<<<


Image : Kirshtner


 

 

a small history of Octopus: A Visual Studies Journal


December 1, 2005: Vol. 1 of Octopus: A Journal of Visual Studies was released, focusing on the theme of "Synesthesia". Devoted to visuality, culture, history, and theory, Octopus is an interdisciplinary, peer-reviewed journal published by the graduate students of the Ph.D. Program in Visual Studies at the University of California, Irvine.

The title of the journal is inspired by the William S. Burroughs essay of the same name, in which he describes "a new creature, a mutant" whose enormous watching eyes are "anchored in [the] viscera with no intervening bones" and thus are "[e]yes that hear and feel and smell."

Octopus proposes that vision is not rooted in the eye itself, but rather extends to corporeality, affect, and sensation.

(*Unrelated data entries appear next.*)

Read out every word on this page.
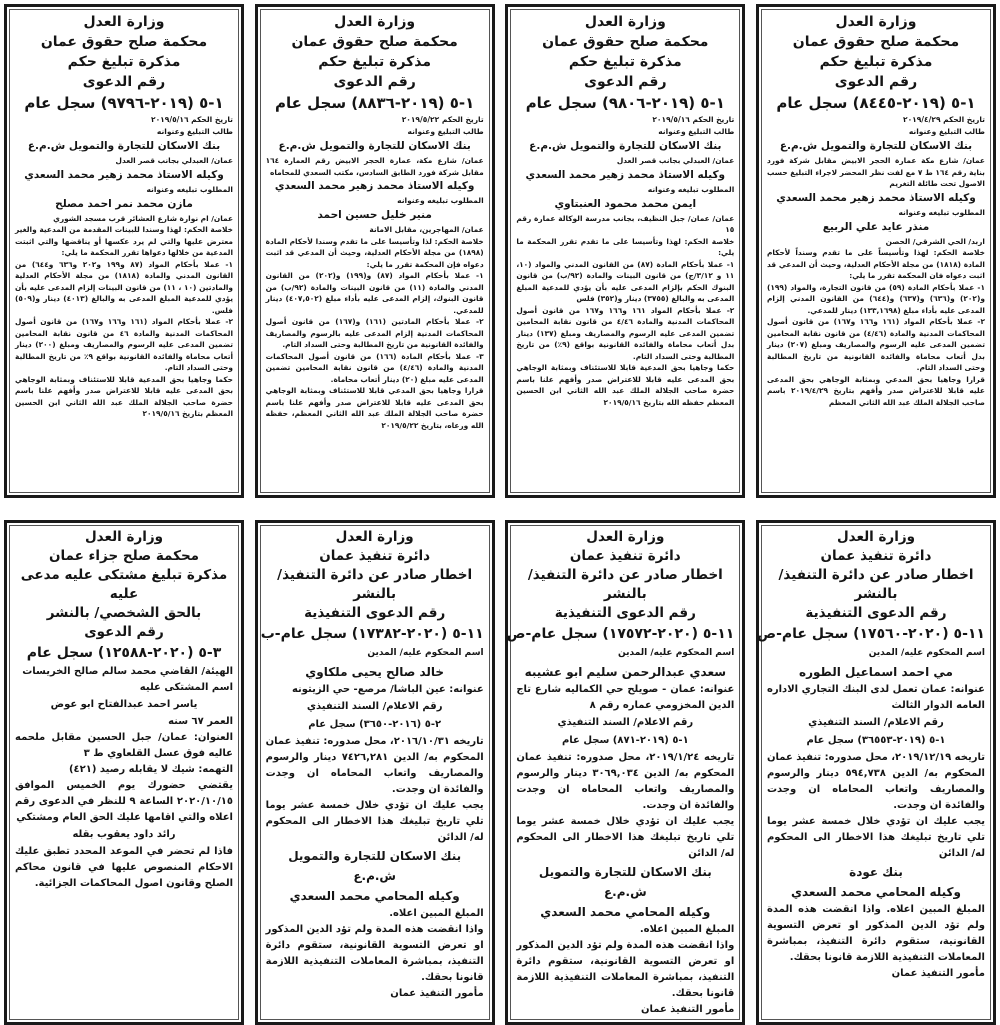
وزارة العدل
محكمة صلح حقوق عمان
مذكرة تبليغ حكم
رقم الدعوى
١-٥ (٢٠١٩-٨٤٤٥) سجل عام
تاريخ الحكم ٢٠١٩/٤/٢٩
طالب التبليغ وعنوانه
بنك الاسكان للتجارة والتمويل ش.م.ع
عمان/ شارع مكة عمارة الحجر الابيض مقابل شركة فورد بناية رقم ١٦٤ ط ٧ مع لفت نظر المحضر لاجراء التبليغ حسب الاصول تحت طائلة التغريم
وكيله الاستاذ محمد زهير محمد السعدي
المطلوب تبليغه وعنوانه
منذر عايد علي الربيع
اربد/ الحي الشرقي/ الحصن
خلاصة الحكم: لهذا وتأسيساً على ما تقدم وسنداً لأحكام المادة (١٨١٨) من مجلة الأحكام العدلية، وحيث أن المدعي قد اثبت دعواه فان المحكمة تقرر ما يلي:
١- عملا بأحكام المادة (٥٩) من قانون التجارة، والمواد (١٩٩) و(٢٠٢) و(٦٣٦) و(٦٣٧) و(٦٤٤) من القانون المدني إلزام المدعى عليه بأداء مبلغ (١٣٣,١٦٩٨) دينار للمدعي.
٢- عملا بأحكام المواد (١٦١ و١٦٦ و١٦٧) من قانون أصول المحاكمات المدنية والمادة (٤/٤٦) من قانون نقابة المحامين تضمين المدعى عليه الرسوم والمصاريف ومبلغ (٢٠٧) دينار بدل أتعاب محاماة والفائدة القانونية من تاريخ المطالبة وحتى السداد التام.
قرارا وجاهيا بحق المدعي وبمثابة الوجاهي بحق المدعى عليه قابلا للاعتراض صدر وأفهم بتاريخ ٢٠١٩/٤/٢٩ باسم صاحب الجلالة الملك عبد الله الثاني المعظم
وزارة العدل
محكمة صلح حقوق عمان
مذكرة تبليغ حكم
رقم الدعوى
١-٥ (٢٠١٩-٩٨٠٦) سجل عام
تاريخ الحكم ٢٠١٩/٥/١٦
طالب التبليغ وعنوانه
بنك الاسكان للتجارة والتمويل ش.م.ع
عمان/ العبدلي بجانب قصر العدل
وكيله الاستاذ محمد زهير محمد السعدي
المطلوب تبليغه وعنوانه
ايمن محمد محمود العنبتاوي
عمان/ عمان/ جبل النظيف، بجانب مدرسة الوكالة عمارة رقم ١٥
خلاصة الحكم: لهذا وتأسيسا على ما تقدم تقرر المحكمة ما يلي:
١- عملا بأحكام المادة (٨٧) من القانون المدني والمواد (١٠، ١١ و ٣/١٢/ج) من قانون البينات والمادة (٩٢/ب) من قانون البنوك الحكم بإلزام المدعى عليه بأن يؤدي للمدعية المبلغ المدعى به والبالغ (٣٧٥٥) دينار و(٣٥٢) فلس
٢- عملا بأحكام المواد ١٦١ و١٦٦ و١٦٧ من قانون أصول المحاكمات المدنية والمادة ٤/٤٦ من قانون نقابة المحامين تضمين المدعى عليه الرسوم والمصاريف ومبلغ (١٣٧) دينار بدل أتعاب محاماة والفائدة القانونية بواقع (٩٪) من تاريخ المطالبة وحتى السداد التام.
حكما وجاهيا بحق المدعية قابلا للاستئناف وبمثابة الوجاهي بحق المدعى عليه قابلا للاعتراض صدر وأفهم علنا باسم حضرة صاحب الجلالة الملك عبد الله الثاني ابن الحسين المعظم حفظه الله بتاريخ ٢٠١٩/٥/١٦
وزارة العدل
محكمة صلح حقوق عمان
مذكرة تبليغ حكم
رقم الدعوى
١-٥ (٢٠١٩-٨٨٣٦) سجل عام
تاريخ الحكم ٢٠١٩/٥/٢٢
طالب التبليغ وعنوانه
بنك الاسكان للتجارة والتمويل ش.م.ع
عمان/ شارع مكة، عمارة الحجر الابيض رقم العمارة ١٦٤ مقابل شركة فورد الطابق السادس، مكتب السعدي للمحاماه
وكيله الاستاذ محمد زهير محمد السعدي
المطلوب تبليغه وعنوانه
منير خليل حسين احمد
عمان/ المهاجرين، مقابل الامانة
خلاصة الحكم: لذا وتأسيسا على ما تقدم وسندا لأحكام المادة (١٨٩٨) من مجلة الأحكام العدلية، وحيث أن المدعي قد اثبت دعواه فإن المحكمة تقرر ما يلي:
١- عملا بأحكام المواد (٨٧) و(١٩٩) و(٢٠٢) من القانون المدني والمادة (١١) من قانون البينات والمادة (٩٢/ب) من قانون البنوك، إلزام المدعى عليه بأداء مبلغ (٤٠٧,٥٠٢) دينار للمدعي.
٢- عملا بأحكام المادتين (١٦١) و(١٦٧) من قانون أصول المحاكمات المدنية إلزام المدعى عليه بالرسوم والمصاريف والفائدة القانونية من تاريخ المطالبة وحتى السداد التام.
٣- عملا بأحكام المادة (١٦٦) من قانون أصول المحاكمات المدنية والمادة (٤/٤٦) من قانون نقابة المحامين تضمين المدعى عليه مبلغ (٢٠) دينار أتعاب محاماة.
قرارا وجاهيا بحق المدعي قابلا للاستئناف وبمثابة الوجاهي بحق المدعى عليه قابلا للاعتراض صدر وأفهم علنا باسم حضرة صاحب الجلالة الملك عبد الله الثاني المعظم، حفظه الله ورعاه، بتاريخ ٢٠١٩/٥/٢٢
وزارة العدل
محكمة صلح حقوق عمان
مذكرة تبليغ حكم
رقم الدعوى
١-٥ (٢٠١٩-٩٧٩٦) سجل عام
تاريخ الحكم ٢٠١٩/٥/١٦
طالب التبليغ وعنوانه
بنك الاسكان للتجارة والتمويل ش.م.ع
عمان/ العبدلي بجانب قصر العدل
وكيله الاستاذ محمد زهير محمد السعدي
المطلوب تبليغه وعنوانه
مازن محمد نمر احمد مصلح
عمان/ ام نوارة شارع العشائر قرب مسجد الشوري
خلاصة الحكم: لهذا وسندا للبينات المقدمة من المدعية والغير معترض عليها والتي لم يرد عكسها أو يناقضها والتي اثبتت المدعية من خلالها دعواها تقرر المحكمة ما يلي:
١- عملا بأحكام المواد (٨٧ و١٩٩ و٢٠٢ و٦٣٦ و٦٤٤) من القانون المدني والمادة (١٨١٨) من مجلة الأحكام العدلية والمادتين (١٠ ، ١١) من قانون البينات إلزام المدعى عليه بأن يؤدي للمدعية المبلغ المدعى به والبالغ (٤٠١٣) دينار و(٥٠٩) فلس.
٢- عملا بأحكام المواد (١٦١ و١٦٦ و١٦٧) من قانون أصول المحاكمات المدنية والمادة ٤٦ من قانون نقابة المحامين تضمين المدعى عليه الرسوم والمصاريف ومبلغ (٢٠٠) دينار أتعاب محاماة والفائدة القانونية بواقع ٩٪ من تاريخ المطالبة وحتى السداد التام.
حكما وجاهيا بحق المدعية قابلا للاستئناف وبمثابة الوجاهي بحق المدعى عليه قابلا للاعتراض صدر وأفهم علنا باسم حضرة صاحب الجلالة الملك عبد الله الثاني ابن الحسين المعظم بتاريخ ٢٠١٩/٥/١٦
وزارة العدل
دائرة تنفيذ عمان
اخطار صادر عن دائرة التنفيذ/بالنشر
رقم الدعوى التنفيذية
١١-٥ (٢٠٢٠-١٧٥٦٠) سجل عام-ص
اسم المحكوم عليه/ المدين
مي احمد اسماعيل الطوره
عنوانه: عمان تعمل لدى البنك التجاري الاداره العامه الدوار الثالث
رقم الاعلام/ السند التنفيذي
١-٥ (٢٠١٩-٣٦٥٥٣) سجل عام
تاريخه ٢٠١٩/١٢/١٩، محل صدوره: تنفيذ عمان المحكوم به/ الدين ٥٩٤,٧٣٨ دينار والرسوم والمصاريف واتعاب المحاماه ان وجدت والفائدة ان وجدت.
يجب عليك ان تؤدي خلال خمسة عشر يوما تلي تاريخ تبليغك هذا الاخطار الى المحكوم له/ الدائن
بنك عودة
وكيله المحامي محمد السعدي
المبلغ المبين اعلاه. واذا انقضت هذه المدة ولم تؤد الدين المذكور او تعرض التسوية القانونية، ستقوم دائرة التنفيذ، بمباشرة المعاملات التنفيذية اللازمة قانونا بحقك.
مأمور التنفيذ عمان
وزارة العدل
دائرة تنفيذ عمان
اخطار صادر عن دائرة التنفيذ/بالنشر
رقم الدعوى التنفيذية
١١-٥ (٢٠٢٠-١٧٥٧٢) سجل عام-ص
اسم المحكوم عليه/ المدين
سعدي عبدالرحمن سليم ابو عشيبه
عنوانه: عمان - صويلح حي الكماليه شارع تاج الدين المخزومي عماره رقم ٨
رقم الاعلام/ السند التنفيذي
١-٥ (٢٠١٩-٨٧١) سجل عام
تاريخه ٢٠١٩/١/٢٤، محل صدوره: تنفيذ عمان المحكوم به/ الدين ٣٠٦٩,٠٣٤ دينار والرسوم والمصاريف واتعاب المحاماه ان وجدت والفائدة ان وجدت.
يجب عليك ان تؤدي خلال خمسة عشر يوما تلي تاريخ تبليغك هذا الاخطار الى المحكوم له/ الدائن
بنك الاسكان للتجارة والتمويل ش.م.ع
وكيله المحامي محمد السعدي
المبلغ المبين اعلاه.
واذا انقضت هذه المدة ولم تؤد الدين المذكور او تعرض التسوية القانونية، ستقوم دائرة التنفيذ، بمباشرة المعاملات التنفيذية اللازمة قانونا بحقك.
مأمور التنفيذ عمان
وزارة العدل
دائرة تنفيذ عمان
اخطار صادر عن دائرة التنفيذ/بالنشر
رقم الدعوى التنفيذية
١١-٥ (٢٠٢٠-١٧٣٨٢) سجل عام-ب
اسم المحكوم عليه/ المدين
خالد صالح يحيى ملكاوي
عنوانه: عين الباشا/ مرصع- حي الزيتونه
رقم الاعلام/ السند التنفيذي
٢-٥ (٢٠١٦-٣٦٥٠) سجل عام
تاريخه ٢٠١٦/١٠/٣١، محل صدوره: تنفيذ عمان المحكوم به/ الدين ٧٤٢٦,٢٨١ دينار والرسوم والمصاريف واتعاب المحاماه ان وجدت والفائدة ان وجدت.
يجب عليك ان تؤدي خلال خمسة عشر يوما تلي تاريخ تبليغك هذا الاخطار الى المحكوم له/ الدائن
بنك الاسكان للتجارة والتمويل ش.م.ع
وكيله المحامي محمد السعدي
المبلغ المبين اعلاه.
واذا انقضت هذه المدة ولم تؤد الدين المذكور او تعرض التسوية القانونية، ستقوم دائرة التنفيذ، بمباشرة المعاملات التنفيذية اللازمة قانونا بحقك.
مأمور التنفيذ عمان
وزارة العدل
محكمة صلح جزاء عمان
مذكرة تبليغ مشتكى عليه مدعى عليه
بالحق الشخصي/ بالنشر
رقم الدعوى
٣-٥ (٢٠٢٠-١٢٥٨٨) سجل عام
الهيئة/ القاضي محمد سالم صالح الخريسات
اسم المشتكى عليه
ياسر احمد عبدالفتاح ابو عوض
العمر ٦٧ سنه
العنوان: عمان/ جبل الحسين مقابل ملحمه عاليه فوق عسل القلعاوي ط ٣
التهمه: شيك لا يقابله رصيد (٤٢١)
يقتضي حضورك يوم الخميس الموافق ٢٠٢٠/١٠/١٥ الساعة ٩ للنظر في الدعوى رقم اعلاه والتي اقامها عليك الحق العام ومشتكي
رائد داود يعقوب بقله
فاذا لم تحضر في الموعد المحدد تطبق عليك الاحكام المنصوص عليها في قانون محاكم الصلح وقانون اصول المحاكمات الجزائية.
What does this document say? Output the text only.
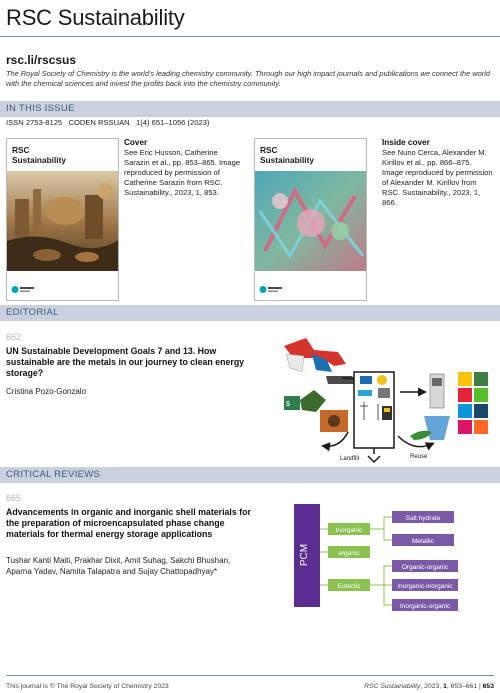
RSC Sustainability
rsc.li/rscsus
The Royal Society of Chemistry is the world's leading chemistry community. Through our high impact journals and publications we connect the world with the chemical sciences and invest the profits back into the chemistry community.
IN THIS ISSUE
ISSN 2753-8125   CODEN RSSUAN   1(4) 651–1056 (2023)
RSC
Sustainability
Cover
See Eric Husson, Catherine Sarazin et al., pp. 853–865. Image reproduced by permission of Catherine Sarazin from RSC. Sustainability., 2023, 1, 853.
RSC
Sustainability
Inside cover
See Nuno Cerca, Alexander M. Kirillov et al., pp. 866–875. Image reproduced by permission of Alexander M. Kirillov from RSC. Sustainability., 2023, 1, 866.
EDITORIAL
662
UN Sustainable Development Goals 7 and 13. How sustainable are the metals in our journey to clean energy storage?
Cristina Pozo-Gonzalo
$
Landfill	Reuse
CRITICAL REVIEWS
665
Advancements in organic and inorganic shell materials for the preparation of microencapsulated phase change materials for thermal energy storage applications
Tushar Kanti Maiti, Prakhar Dixit, Amit Suhag, Sakchi Bhushan, Aparna Yadav, Namita Talapatra and Sujay Chattopadhyay*
PCM
Inorganic
organic
Eutectic
Salt hydrate
Metallic
Organic-organic
Inorganic-inorganic
Inorganic-organic
This journal is © The Royal Society of Chemistry 2023	RSC Sustainability, 2023, 1, 653–661 | 653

It seeks to engage questions of the politics of vision, the historicity of visual practices, and the cultures and theories of vision and visuality. Propelled by an investment in the work of emerging artists and scholars, the journal hopes to put into practice processes of interdisciplinarity and intellectual hybridity, as well as to provide a space for the production of visionary scholarship.

As we considered possible topics for our first issue, as well as our perspective from within the field of visual studies, the unique qualities of synaesthesia suggested a potent metaphor and method for examining and informing the practice of visual studies, and responding to critiques of visual studies as myopically fixated on the visual at the expense of other embodied experiences. On the contrary, we take as our objects of study the products of a multidimensional, synaesthetic culture – a designation which keeps in mind the fact that the visual is experiential, and not ever without the collusion of other senses. Hence, the topic of our first issue was no accident: both synaesthesia and the octopus share a multidirectional scope of perception extending the reach of sensations, more appropriately describing the practice in which we participate.